Is It OK for a First Draft to Be Crappy?

It’s OK if your first draft sucks. But in this video, I stress the importance of striving for the best you can do in the moment every time you sit down to write.

Why half-arse your sessions?!

The idea here is that, if you go into a writing session determined not to half-arse it, that’s a very different mental space than if you go in thinking anything goes. You might not produce gems every time you sit down, and you shouldn’t expect yourself to. But you can at least go in telling yourself that you’re not going to settle and that you’re going to push the limits of what you can do.
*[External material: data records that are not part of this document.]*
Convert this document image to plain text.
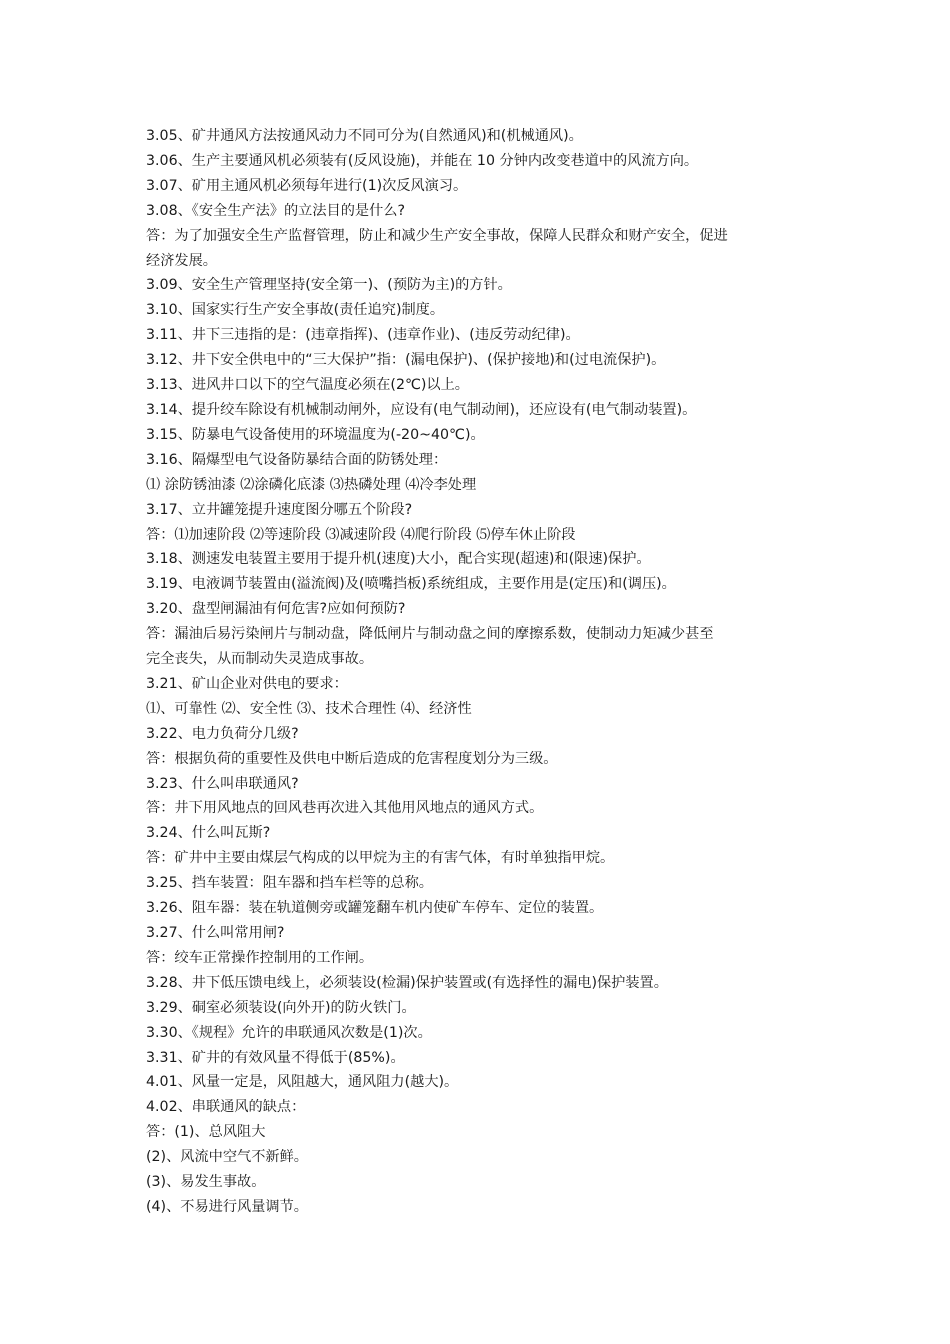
3.05、矿井通风方法按通风动力不同可分为(自然通风)和(机械通风)。
3.06、生产主要通风机必须装有(反风设施)，并能在 10 分钟内改变巷道中的风流方向。
3.07、矿用主通风机必须每年进行(1)次反风演习。
3.08、《安全生产法》的立法目的是什么?
答：为了加强安全生产监督管理，防止和减少生产安全事故，保障人民群众和财产安全，促进
经济发展。
3.09、安全生产管理坚持(安全第一)、(预防为主)的方针。
3.10、国家实行生产安全事故(责任追究)制度。
3.11、井下三违指的是：(违章指挥)、(违章作业)、(违反劳动纪律)。
3.12、井下安全供电中的“三大保护”指：(漏电保护)、(保护接地)和(过电流保护)。
3.13、进风井口以下的空气温度必须在(2℃)以上。
3.14、提升绞车除设有机械制动闸外，应设有(电气制动闸)，还应设有(电气制动装置)。
3.15、防暴电气设备使用的环境温度为(-20~40℃)。
3.16、隔爆型电气设备防暴结合面的防锈处理：
⑴ 涂防锈油漆 ⑵涂磷化底漆 ⑶热磷处理 ⑷冷李处理
3.17、立井罐笼提升速度图分哪五个阶段?
答：⑴加速阶段 ⑵等速阶段 ⑶减速阶段 ⑷爬行阶段 ⑸停车休止阶段
3.18、测速发电装置主要用于提升机(速度)大小，配合实现(超速)和(限速)保护。
3.19、电液调节装置由(溢流阀)及(喷嘴挡板)系统组成，主要作用是(定压)和(调压)。
3.20、盘型闸漏油有何危害?应如何预防?
答：漏油后易污染闸片与制动盘，降低闸片与制动盘之间的摩擦系数，使制动力矩减少甚至
完全丧失，从而制动失灵造成事故。
3.21、矿山企业对供电的要求：
⑴、可靠性 ⑵、安全性 ⑶、技术合理性 ⑷、经济性
3.22、电力负荷分几级?
答：根据负荷的重要性及供电中断后造成的危害程度划分为三级。
3.23、什么叫串联通风?
答：井下用风地点的回风巷再次进入其他用风地点的通风方式。
3.24、什么叫瓦斯?
答：矿井中主要由煤层气构成的以甲烷为主的有害气体，有时单独指甲烷。
3.25、挡车装置：阻车器和挡车栏等的总称。
3.26、阻车器：装在轨道侧旁或罐笼翻车机内使矿车停车、定位的装置。
3.27、什么叫常用闸?
答：绞车正常操作控制用的工作闸。
3.28、井下低压馈电线上，必须装设(检漏)保护装置或(有选择性的漏电)保护装置。
3.29、硐室必须装设(向外开)的防火铁门。
3.30、《规程》允许的串联通风次数是(1)次。
3.31、矿井的有效风量不得低于(85%)。
4.01、风量一定是，风阻越大，通风阻力(越大)。
4.02、串联通风的缺点：
答：(1)、总风阻大
(2)、风流中空气不新鲜。
(3)、易发生事故。
(4)、不易进行风量调节。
first draft don't half-arse a job

I guess my philosophy (on writing or anything else) is that, if you’re not going to approach something with full effort, it’s not much worth doing. Can you fail? Absolutely. Self-forgiveness and learning are wonderful things. But if you have the capacity to try, why wouldn’t you? Why not see what you get? Why not see if you can reset the bar a little higher on the first draft, right out of the gate? If you don’t move, well, OK. But what if you do?

So, just give what you’ve got, no matter what that might be. Some days, that might only be, say, a 2. Some days, you’ll be at a 10. Perfection (100 percent 100 percent of the time) is neither achievable nor sustainable. And importantly, I don’t want you to compare yourself to anybody else. You’ll be tempted to do that, because it’s our natural human tendency to look to others as a measure of whether we’re OK or not. But you define what half-arsing is based on your own record and capabilities, because we all work differently and are at different points in our writing development. As long as you are reaching, that’s all that counts.